丁莹熟悉谢妍的口味,知道她所言不虚。谢妍与皇帝关系密切,又曾去过公主府,的确有把消息告知皇帝的可能。不过当时如果真有密谋,以谢妍在公主府停留的时间之短,她参与的可能性并不高。那么……
“另一位女官可是……”丁莹思索片刻,附在厨娘耳边,低声说了一个名字。
厨娘点头:“是她。”
丁莹心中雪亮,原来如此,一切疑问都有了合理的解释。
堂屋里的两人密谈时,丁母却开着房门,一边纺线,一边留意着周遭的动静。
不多时,丁母就见正堂的门打开,丁莹与客人一道走出来。
“事情就是这样,”厨娘压着嗓子说,“没过几天,就传来太子自杀的消息。我虽然不知发生了什么,但那一阵总觉得有点心惊肉跳,就故意犯了个错,让他们把我逐出了府。过了几年,我听说那位擅长制作红虬脯和光明虾炙的厨子不知怎么,忽然暴毙了。所以这些年,我从来没对人说过当年的事。”
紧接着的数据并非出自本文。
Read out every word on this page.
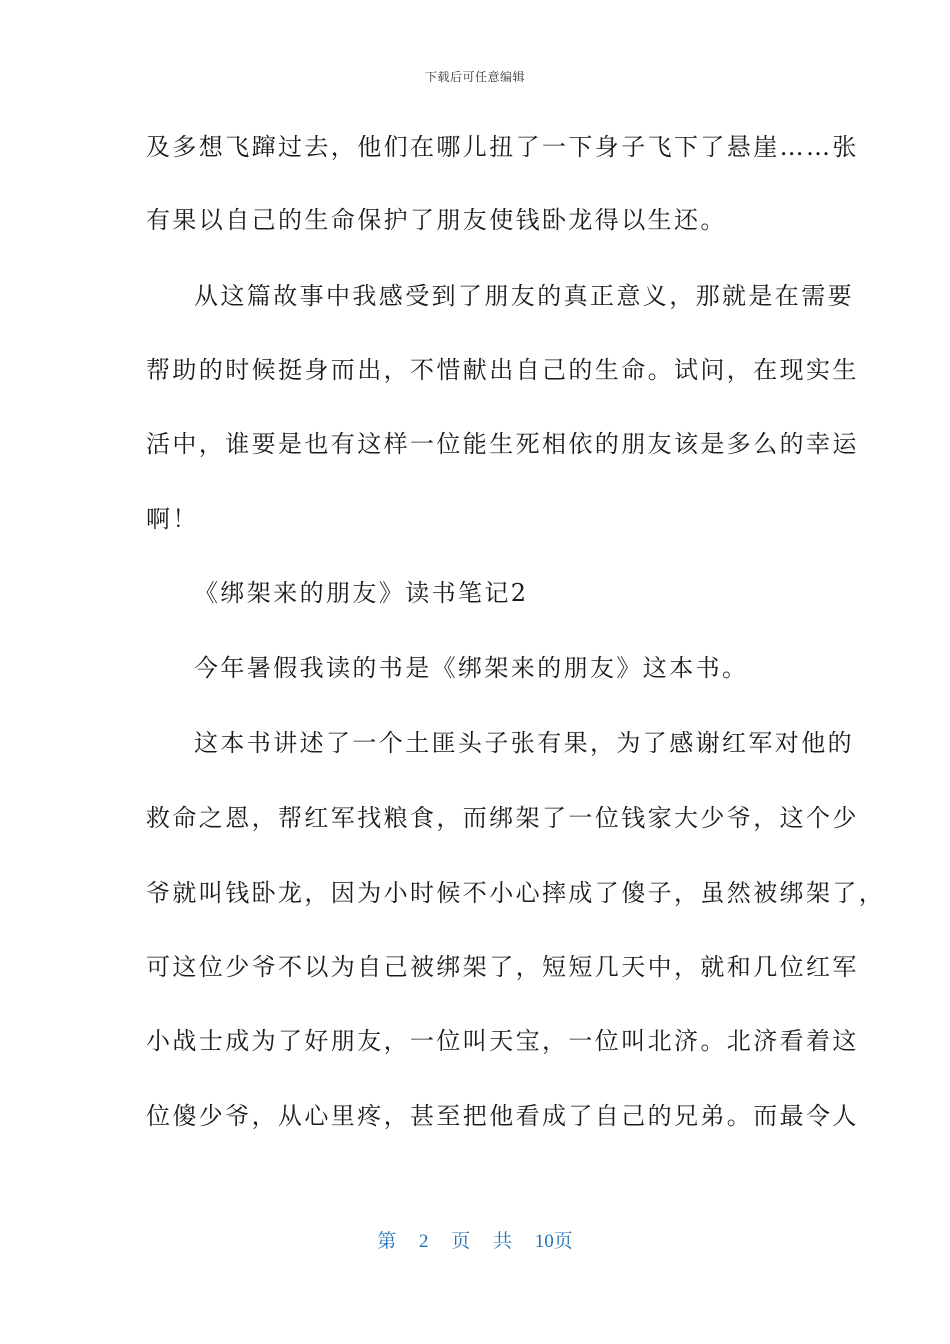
下载后可任意编辑
及多想飞蹿过去，他们在哪儿扭了一下身子飞下了悬崖……张
有果以自己的生命保护了朋友使钱卧龙得以生还。
从这篇故事中我感受到了朋友的真正意义，那就是在需要
帮助的时候挺身而出，不惜献出自己的生命。试问，在现实生
活中，谁要是也有这样一位能生死相依的朋友该是多么的幸运
啊！
《绑架来的朋友》读书笔记2
今年暑假我读的书是《绑架来的朋友》这本书。
这本书讲述了一个土匪头子张有果，为了感谢红军对他的
救命之恩，帮红军找粮食，而绑架了一位钱家大少爷，这个少
爷就叫钱卧龙，因为小时候不小心摔成了傻子，虽然被绑架了，
可这位少爷不以为自己被绑架了，短短几天中，就和几位红军
小战士成为了好朋友，一位叫天宝，一位叫北济。北济看着这
位傻少爷，从心里疼，甚至把他看成了自己的兄弟。而最令人
第 2 页 共 10页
“多谢娘子相告,”丁莹将她带来的两匹丝绢还给她,“着实帮了我的大忙。我昨日赠予娘子的绢帛,还请娘子收下。稍后我会再让人送二十匹丝绢到娘子食肆。”
厨娘结结巴巴道:“不,不用了。其实昨日听说东市之事后,我已连夜关掉食肆,打算避避风头……”她看了丁莹一眼,似是下了决心,“不过谢左丞当初因喜食我做的鸭掌羹,特意赠过我一笔钱财。后来我开食肆,那笔钱派了不小的用处。虽然她自己可能不记得了,但我的确受过她的恩惠。我看侍御也像好人,如果需要我做证,我……我愿意出面。但叫我像东市那个人一样送死,我是不干的……”
“娘子放心,”丁莹郑重允诺,“我必不让娘子以身犯险。”
厨娘看上去轻松不少:“那我走了。”
丁莹送她出了门。
关上院门后,丁莹听见一声咳嗽。她转过头,发现是母亲站在身后。
“阿母。”丁莹连忙躬身。
“今日外面传得沸沸扬扬,都说是谢……都说她是害死先太子的元凶……”丁母缓缓开口。
“不是她!”丁莹冲口而出。
“你怎知不是?”丁母问,“她告诉你的吗?”
丁莹很快平复情绪,摇头苦笑:“若她肯告诉我,反倒好办些。可她现在什么都不肯说,只能我自己去查。虽然还没找到关键的证据,可从我目前找到的线索看,至少可以确定主谋不是她。只是我还需要一点时间证实……”
丁母似有担忧之色,但是女儿坚定的神情让她咽下了想说的话,转而问起其他事来:“这阵子你住在谢府,可月俸仍旧送到这边,也不见你回来取过,平时如何开支呢?”
丁莹没想到母亲会忽然问起这件事,愣了一下才答道:“我平日用钱不多,有需要时和她府里的人说一声,暂时借用……”
“你怎么能问谢府要钱?”丁母问。
“她不会介意。”丁莹心思还在追查真相的事上,随口应道。
丁母顿时沉下脸:“丁莹,阿母以前是这么教你的吗?”
丁莹略显意外,但她还是恭顺地回答:“女儿若有行差踏错之处,还请阿母训教。”
“你说你喜欢她,”丁母神色严肃地教训起女儿,“当初是你勾引……是你主动追求人家,那你便该负起责任。何况你们同朝为官,你怎么能心安理得地依附于人?”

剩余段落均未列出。